Interesa, por último, la actitud de Pedro, que le pide a Jesús ir hacia Él caminando sobre el agua. Parecía un acto de fe inmenso, y Jesús se lo permite. Pero falla. Porque en vez de seguir mirando a Jesús mira las aguas donde está parado, y el viento, y comienza a hundirse. Y gritó “Señor, sálvame”, “Jesús le tendió la mano y lo sostuvo”, pero mientras le dijo: ‘Hombre de poca fe, ¿por qué dudaste?”. Esto no puede ser más elocuente hoy, para todos los que vamos en la Barca. No faltan hoy blogs, artículos, declaraciones, libros y videos, algunos con gran lucidez, que analizan hasta el detalle la crisis tormentosa que atraviesa la Iglesia, en un mundo tormentoso al máximo. Leemos todo esto e incluso lo hacemos viral (como se dice). Pero el modo de enfrentar las malignas tormentas, externas o internas, no puede consistir en contemplar sólo el mal, las tinieblas, el rugido del viento y el mar, o las grietas de la Barca y la impericia de la tripulación. Aprendamos de Pedro, que por hacer eso, comenzó a hundirse. Claro que Jesús nos atrae para caminar sobre el agua del mar de este mundo. Pero la clave está en mirarlo a Él. No apartar los ojos de Él. Si somos solamente expertos en el mal del mundo y los males de la Iglesia, y vivimos haciendo la letanía de desgracias, estaremos contemplando sólo el infierno, y nos hundiremos. El diablo es el primer interesado en esta contemplación obsesiva, porque logra desesperarnos. Lo que toca hoy, con urgencia y más que nunca, es contemplar a Cristo, casi sin pestañar. Los ojos de la fe miran en Él el cielo, la única visión capaz de hacernos caminar sobre las aguas revueltas. Con la paciencia de los santos, y como hicieron todos los mártires ante la tormenta que los rodeaba.

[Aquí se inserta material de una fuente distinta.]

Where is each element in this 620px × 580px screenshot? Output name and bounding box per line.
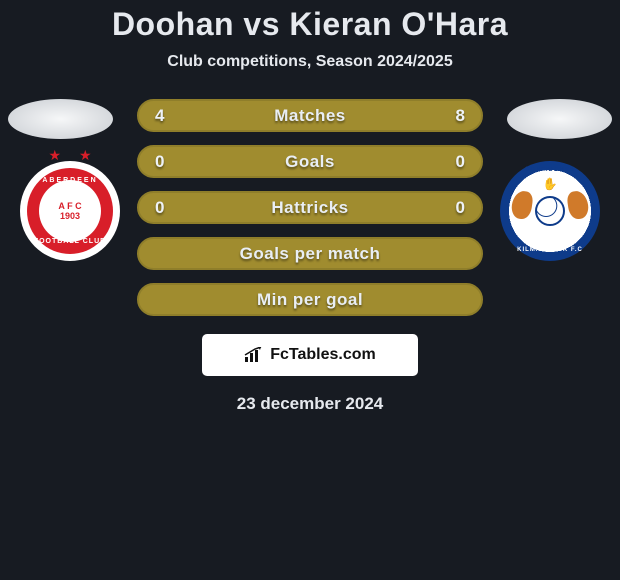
main-panel: ★★ ABERDEEN A F C 1903 FOOTBALL CLUB CON… (0, 99, 620, 414)
squirrel-icon (566, 190, 590, 221)
stat-label: Goals per match (240, 244, 381, 264)
stat-label: Hattricks (271, 198, 348, 218)
badge-left-text-top: ABERDEEN (27, 177, 113, 184)
club-badge-right: CONFIDEMUS ✋ KILMARNOCK F.C (500, 161, 600, 261)
badge-left-core-bot: 1903 (60, 211, 80, 221)
stat-right-value: 0 (456, 198, 465, 218)
generation-date: 23 december 2024 (0, 394, 620, 414)
football-icon (535, 196, 565, 226)
player-photo-left (8, 99, 113, 139)
stats-rows: 4 Matches 8 0 Goals 0 0 Hattricks 0 Goal… (137, 99, 483, 316)
club-badge-left: ★★ ABERDEEN A F C 1903 FOOTBALL CLUB (20, 161, 120, 261)
stat-left-value: 0 (155, 152, 164, 172)
stat-label: Goals (285, 152, 335, 172)
header: Doohan vs Kieran O'Hara Club competition… (0, 0, 620, 71)
stat-row-min-per-goal: Min per goal (137, 283, 483, 316)
stat-right-value: 8 (456, 106, 465, 126)
stat-left-value: 0 (155, 198, 164, 218)
hand-icon: ✋ (543, 177, 558, 191)
star-icon: ★★ (20, 147, 120, 164)
stat-left-value: 4 (155, 106, 164, 126)
stat-label: Min per goal (257, 290, 363, 310)
badge-right-text-bot: KILMARNOCK F.C (500, 247, 600, 253)
squirrel-icon (510, 190, 534, 221)
badge-left-core: A F C 1903 (51, 192, 89, 230)
stat-label: Matches (274, 106, 346, 126)
chart-icon (244, 347, 264, 363)
stat-row-matches: 4 Matches 8 (137, 99, 483, 132)
stat-right-value: 0 (456, 152, 465, 172)
watermark: FcTables.com (202, 334, 418, 376)
watermark-text: FcTables.com (270, 346, 376, 364)
stat-row-goals: 0 Goals 0 (137, 145, 483, 178)
page-subtitle: Club competitions, Season 2024/2025 (0, 53, 620, 71)
badge-left-core-top: A F C (58, 201, 81, 211)
player-photo-right (507, 99, 612, 139)
page-title: Doohan vs Kieran O'Hara (0, 6, 620, 43)
stat-row-hattricks: 0 Hattricks 0 (137, 191, 483, 224)
badge-left-text-bot: FOOTBALL CLUB (27, 238, 113, 245)
badge-right-text-top: CONFIDEMUS (500, 167, 600, 173)
stat-row-goals-per-match: Goals per match (137, 237, 483, 270)
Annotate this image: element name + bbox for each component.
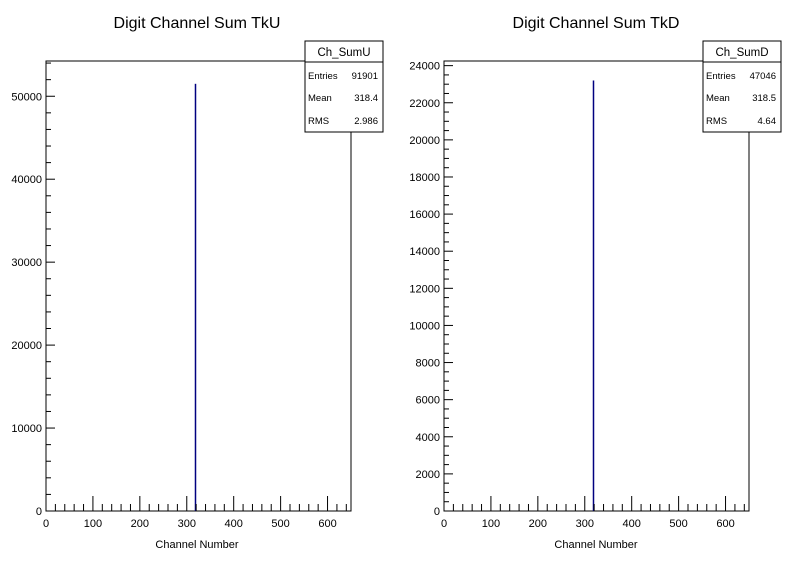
y-tick-label: 30000 (11, 257, 42, 269)
x-tick-label: 600 (318, 518, 336, 530)
stats-entries-label: Entries (308, 71, 338, 82)
stats-mean-label: Mean (308, 93, 332, 104)
y-tick-label: 14000 (409, 246, 440, 258)
plot-frame (45, 60, 352, 512)
y-tick-label: 0 (36, 506, 42, 518)
y-tick-label: 10000 (11, 423, 42, 435)
y-tick-label: 10000 (409, 320, 440, 332)
stats-rms-value: 2.986 (354, 116, 378, 127)
stats-rms-label: RMS (706, 116, 727, 127)
plot-frame (443, 60, 750, 512)
y-tick-label: 20000 (11, 340, 42, 352)
histogram-bar (592, 80, 595, 512)
histogram-pad-tkd: Digit Channel Sum TkD 0 100 200 300 400 500 60… (409, 15, 782, 551)
stats-mean-value: 318.4 (354, 93, 378, 104)
x-axis-label: Channel Number (155, 539, 238, 551)
histogram-pad-tku: Digit Channel Sum TkU 0 100 200 300 400 500 60… (11, 15, 384, 551)
x-tick-label: 200 (131, 518, 149, 530)
x-tick-label: 600 (716, 518, 734, 530)
x-tick-label: 0 (441, 518, 447, 530)
y-axis: 0 2000 4000 6000 8000 10000 12000 14000 16000 180… (409, 61, 453, 518)
y-tick-label: 22000 (409, 98, 440, 110)
x-tick-label: 100 (84, 518, 102, 530)
x-tick-label: 300 (178, 518, 196, 530)
x-tick-label: 200 (529, 518, 547, 530)
y-tick-label: 6000 (416, 395, 440, 407)
x-axis-label: Channel Number (554, 539, 637, 551)
bars-layer (592, 80, 595, 512)
chart-title: Digit Channel Sum TkU (114, 15, 281, 32)
stats-entries-value: 91901 (352, 71, 378, 82)
stats-entries-label: Entries (706, 71, 736, 82)
stats-mean-value: 318.5 (752, 93, 776, 104)
x-tick-label: 400 (225, 518, 243, 530)
stats-box: Ch_SumU Entries 91901 Mean 318.4 RMS 2.9… (304, 40, 384, 133)
y-tick-label: 2000 (416, 469, 440, 481)
x-tick-label: 300 (576, 518, 594, 530)
y-tick-label: 40000 (11, 174, 42, 186)
stats-entries-value: 47046 (750, 71, 776, 82)
x-axis: 0 100 200 300 400 500 600 (43, 496, 347, 530)
y-axis: 0 10000 20000 30000 40000 50000 (11, 62, 55, 518)
x-tick-label: 0 (43, 518, 49, 530)
x-axis: 0 100 200 300 400 500 600 (441, 496, 745, 530)
x-tick-label: 400 (623, 518, 641, 530)
stats-box-frame (304, 40, 384, 133)
stats-rms-value: 4.64 (758, 116, 777, 127)
y-tick-label: 0 (434, 506, 440, 518)
stats-box: Ch_SumD Entries 47046 Mean 318.5 RMS 4.6… (702, 40, 782, 133)
chart-title: Digit Channel Sum TkD (513, 15, 680, 32)
y-tick-label: 24000 (409, 61, 440, 73)
y-tick-label: 20000 (409, 135, 440, 147)
y-tick-label: 4000 (416, 432, 440, 444)
stats-box-name: Ch_SumU (317, 47, 370, 59)
x-tick-label: 100 (482, 518, 500, 530)
x-tick-label: 500 (271, 518, 289, 530)
stats-rms-label: RMS (308, 116, 329, 127)
y-tick-label: 8000 (416, 358, 440, 370)
x-tick-label: 500 (669, 518, 687, 530)
histogram-bar (194, 83, 197, 511)
stats-box-name: Ch_SumD (715, 47, 768, 59)
y-tick-label: 16000 (409, 209, 440, 221)
y-tick-label: 50000 (11, 91, 42, 103)
stats-mean-label: Mean (706, 93, 730, 104)
bars-layer (194, 83, 197, 511)
y-tick-label: 18000 (409, 172, 440, 184)
stats-box-frame (702, 40, 782, 133)
y-tick-label: 12000 (409, 283, 440, 295)
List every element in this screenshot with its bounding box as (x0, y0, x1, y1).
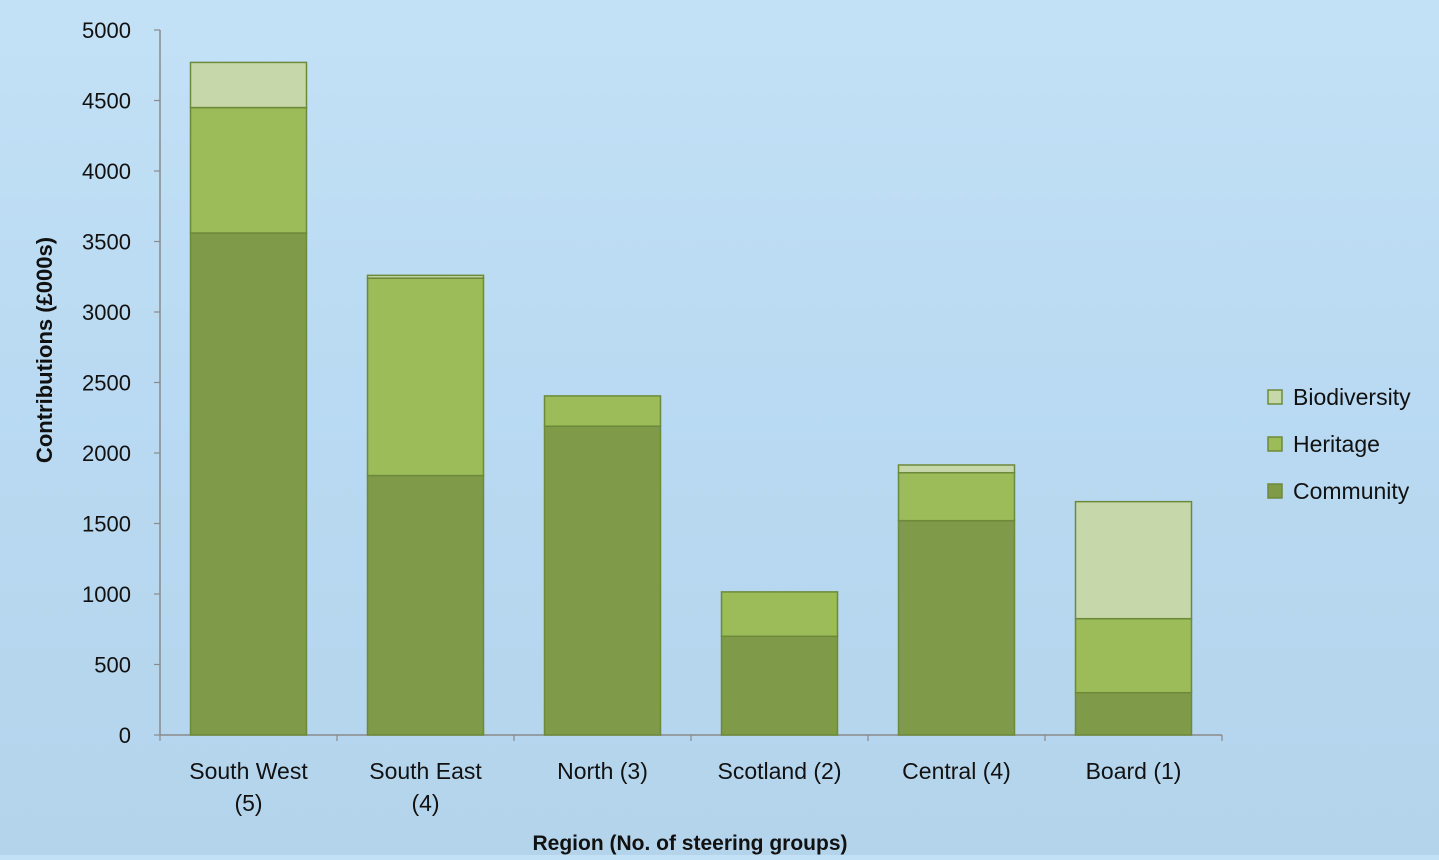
bar-segment-community (543, 425, 662, 736)
bar-segment-heritage (720, 591, 839, 638)
y-tick-label: 3500 (82, 230, 131, 255)
x-tick-label: South West (189, 758, 308, 784)
bar-segment-heritage (543, 395, 662, 427)
y-tick-label: 2000 (82, 441, 131, 466)
bar-segment-biodiversity (189, 61, 308, 109)
y-axis-label: Contributions (£000s) (32, 237, 57, 463)
bar-segment-heritage (897, 471, 1016, 522)
legend-swatch-community (1267, 483, 1283, 499)
x-tick-label: Central (4) (902, 758, 1011, 784)
legend-label-heritage: Heritage (1293, 431, 1380, 457)
x-tick-label: (4) (411, 790, 439, 816)
y-tick-label: 1500 (82, 512, 131, 537)
bar-segment-biodiversity (897, 464, 1016, 474)
y-tick-label: 0 (119, 723, 131, 748)
legend-swatch-heritage (1267, 436, 1283, 452)
y-tick-label: 2500 (82, 371, 131, 396)
bar-segment-heritage (189, 106, 308, 234)
legend-label-biodiversity: Biodiversity (1293, 384, 1411, 410)
bar-segment-biodiversity (1074, 500, 1193, 620)
x-tick-label: Board (1) (1086, 758, 1182, 784)
y-tick-label: 5000 (82, 18, 131, 43)
bar-segment-heritage (1074, 617, 1193, 694)
bar-segment-community (897, 519, 1016, 736)
y-tick-label: 1000 (82, 582, 131, 607)
x-tick-label: North (3) (557, 758, 648, 784)
bar-segment-biodiversity (366, 274, 485, 279)
bar-segment-community (720, 635, 839, 736)
y-tick-label: 3000 (82, 300, 131, 325)
legend-label-community: Community (1293, 478, 1410, 504)
x-axis-label: Region (No. of steering groups) (533, 832, 848, 855)
bar-segment-heritage (366, 277, 485, 477)
bar-segment-community (366, 474, 485, 736)
legend-swatch-biodiversity (1267, 389, 1283, 405)
y-tick-label: 4500 (82, 89, 131, 114)
x-tick-label: (5) (234, 790, 262, 816)
bar-segment-community (1074, 691, 1193, 736)
bar-segment-community (189, 232, 308, 736)
y-tick-label: 500 (94, 653, 131, 678)
y-tick-label: 4000 (82, 159, 131, 184)
x-tick-label: Scotland (2) (717, 758, 841, 784)
x-tick-label: South East (369, 758, 482, 784)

El relato dice que “Cuando subieron a la barca, el viento se calmó”. Aun con todas sus limitaciones humanas y la furia del diablo que la arremete, la barca de la Iglesia es el lugar seguro para navegar por el mundo. En ella llegamos a puerto. No se hunde. Sin ella nos ahogamos en el mar. Jesús está siempre con nosotros, diciéndonos una y otra vez: “Tranquilícense, soy Yo; no tengan miedo”. Y nos pide mirarlo con fe, aún en medio de la “tormenta perfecta”. Y es en la Barca, como hicieron los apóstoles, donde nos postramos en adoración “ante Él, diciendo: ‘verdaderamente Tú eres el Hijo de Dios’”.